Dividend vs. Price Results Compared to Dow Dogs
Below is a graph of the relative strengths of the top ten utilities sector dividend stocks by yield as of market close 5/1/2012 compared to those of the Dow. Using four months of historic projected annual dividend history from $1000 invested in the ten highest yielding stocks each month and the total single share prices of those ten stocks created the data points for each month shown in green for price and blue for dividends.

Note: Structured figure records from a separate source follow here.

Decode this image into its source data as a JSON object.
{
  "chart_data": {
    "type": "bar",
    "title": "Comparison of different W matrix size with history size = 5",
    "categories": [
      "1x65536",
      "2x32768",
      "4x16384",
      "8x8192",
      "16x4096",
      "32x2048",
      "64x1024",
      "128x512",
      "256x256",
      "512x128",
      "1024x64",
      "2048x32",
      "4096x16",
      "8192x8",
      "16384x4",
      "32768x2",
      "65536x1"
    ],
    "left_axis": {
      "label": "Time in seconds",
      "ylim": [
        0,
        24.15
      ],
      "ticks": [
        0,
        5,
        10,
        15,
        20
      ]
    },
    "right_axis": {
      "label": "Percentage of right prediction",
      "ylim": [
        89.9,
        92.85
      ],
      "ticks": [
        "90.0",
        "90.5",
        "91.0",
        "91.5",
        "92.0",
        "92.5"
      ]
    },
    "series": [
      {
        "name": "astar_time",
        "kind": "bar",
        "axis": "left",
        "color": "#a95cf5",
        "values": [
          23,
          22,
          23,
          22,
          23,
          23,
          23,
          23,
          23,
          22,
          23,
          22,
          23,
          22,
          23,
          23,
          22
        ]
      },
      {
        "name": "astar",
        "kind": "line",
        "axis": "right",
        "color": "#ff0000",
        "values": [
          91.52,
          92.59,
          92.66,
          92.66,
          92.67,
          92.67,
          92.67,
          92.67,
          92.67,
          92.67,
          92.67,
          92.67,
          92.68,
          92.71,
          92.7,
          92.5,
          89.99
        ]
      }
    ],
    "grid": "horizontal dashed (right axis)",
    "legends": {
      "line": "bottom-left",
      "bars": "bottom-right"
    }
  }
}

Conclusion: Utilities Sector Dogs Adjust in April
The April utilities group of ten top yielding equities showed a 3.49% decrease in aggregate single share price since March 30. Projected annual dividends from $1k invested in each of the top ten also decreased 12.47% for that period as several top dogs reduced annual dividend expectations.
Meanwhile, the Dow index moved back to near convergence as dividends from $1k invested in the top ten came to within $8 of their aggregate total single share prices in March. Since then however the Dow aggregate single share price for the top ten has rallied up 17.56% into May.
As of April 30 utilities sector top ten dogs showed $313 or 77.67% more dividends (with equally bigger risk) at a $231 or 48.81% lower aggregate single share price than the Dow top ten.
A monthly summary will soon compare results in yield and price for all eight sectors reported in this series: basic materials, consumer goods, financial, healthcare, industrial goods, services, technology, and utilities. Stay tuned!
Disclaimer: This article is for informational and educational purposes only and shall not be construed to constitute investment advice. Nothing contained herein shall constitute a solicitation, recommendation or endorsement to buy or sell any security. Prices and returns on equities in this article are listed without consideration of fees, commissions, taxes, penalties, or interest payable due to purchasing, holding, or selling same.